PACER Plus Trade Agreement A Farce Without Fiji
How can PACER Plus regional trade negotiations conclude and a venue for the signing of the final document be finalised without Fiji?
And, where did Australia and New Zealand trade ministers get the idea that Fiji had opted not to sign?
Fiji thought the negotiations were still ongoing. As far as Fiji is concerned, they were still having discussions.
The meeting where the so-called final discussions were held, was not attended by the Minister for Industry, Trade and Tourism Faiyaz Koya. He gave it a miss because of prior commitments here.
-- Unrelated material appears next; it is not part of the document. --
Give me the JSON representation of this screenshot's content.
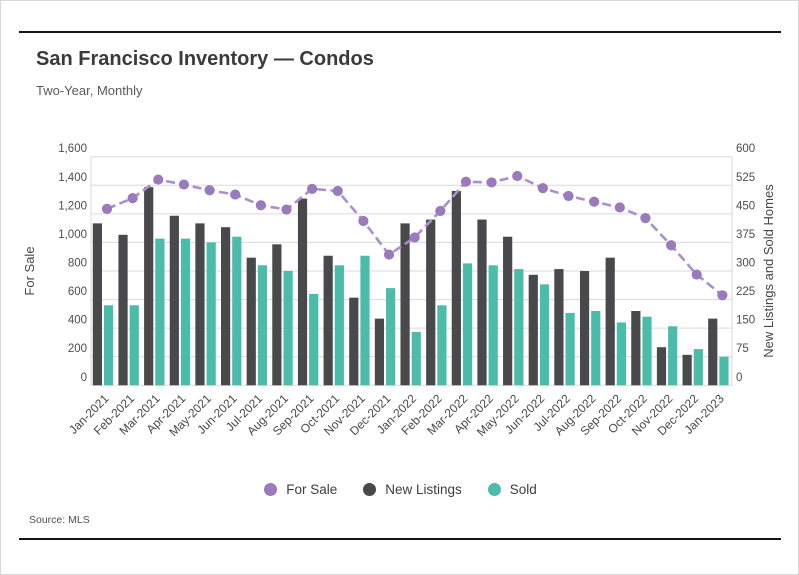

It is not that others were not told of this. It is not that the Fijian Trade Minister had kept this top secret.
Fiji had written to them asking that the meeting be deferred. Fiji most certainly did not say that they were opting out of it.
Fiji did not opt out of PACER Plus negotiations, it was excluded.
It appears that Australia and New Zealand had used strong arm tactics to keep Fiji out.
It is shocking that New Zealand Trade Minister Todd McClay’s office released a media statement after the so-called finalising of negotiations.
This is what he had to say: “This is a significant achievement. After eight years of negotiations, we can now focus on implementing an agreement which future-proofs our access whilst helping develop their export economies….
“The agreement will also create a common set of trading rules covering goods, services and investment in support of economic growth. These rules will help reduce tariffs and red tape for exporters and investors, which will increase the attractiveness of the region for trade and investment.
“The 14 countries participating in PACER Plus are New Zealand, Australia, Cook Islands, Federated States of Micronesia, Nauru, Kiribati, Niue, Palau, Republic of Marshall Islands, Samoa, Solomon Islands, Tonga, Tuvalu, and Vanuatu.”
No, Mr Clay, Fiji is also a country participating in PACER Plus and you cannot, at a whim, decide that Fiji’s absence is a sign of their non-participation. Word had been sent about the unavailability of the Trade Minister to attend the Brisbane meet.
To make matters worse, Australian Trade Minister Steven Ciobo was quoted by the media confirming “both Fiji and Papua New Guinea had elected not to sign up.”
Who is he to speak on Fiji’s behalf? Did he get any written confirmation from Fiji that we were not signing?
Was this being done to hasten the process so that the points that Fiji had been arguing, which, by the way would benefit Pacific Island countries, are silenced?
Mr Ciobo and Mr Clay can be rest assured that Fiji is not going to keep quiet about this. The two have made a mockery of eight long years of negotiations. The “agreement” was a farce, engineered by Australia and New Zealand.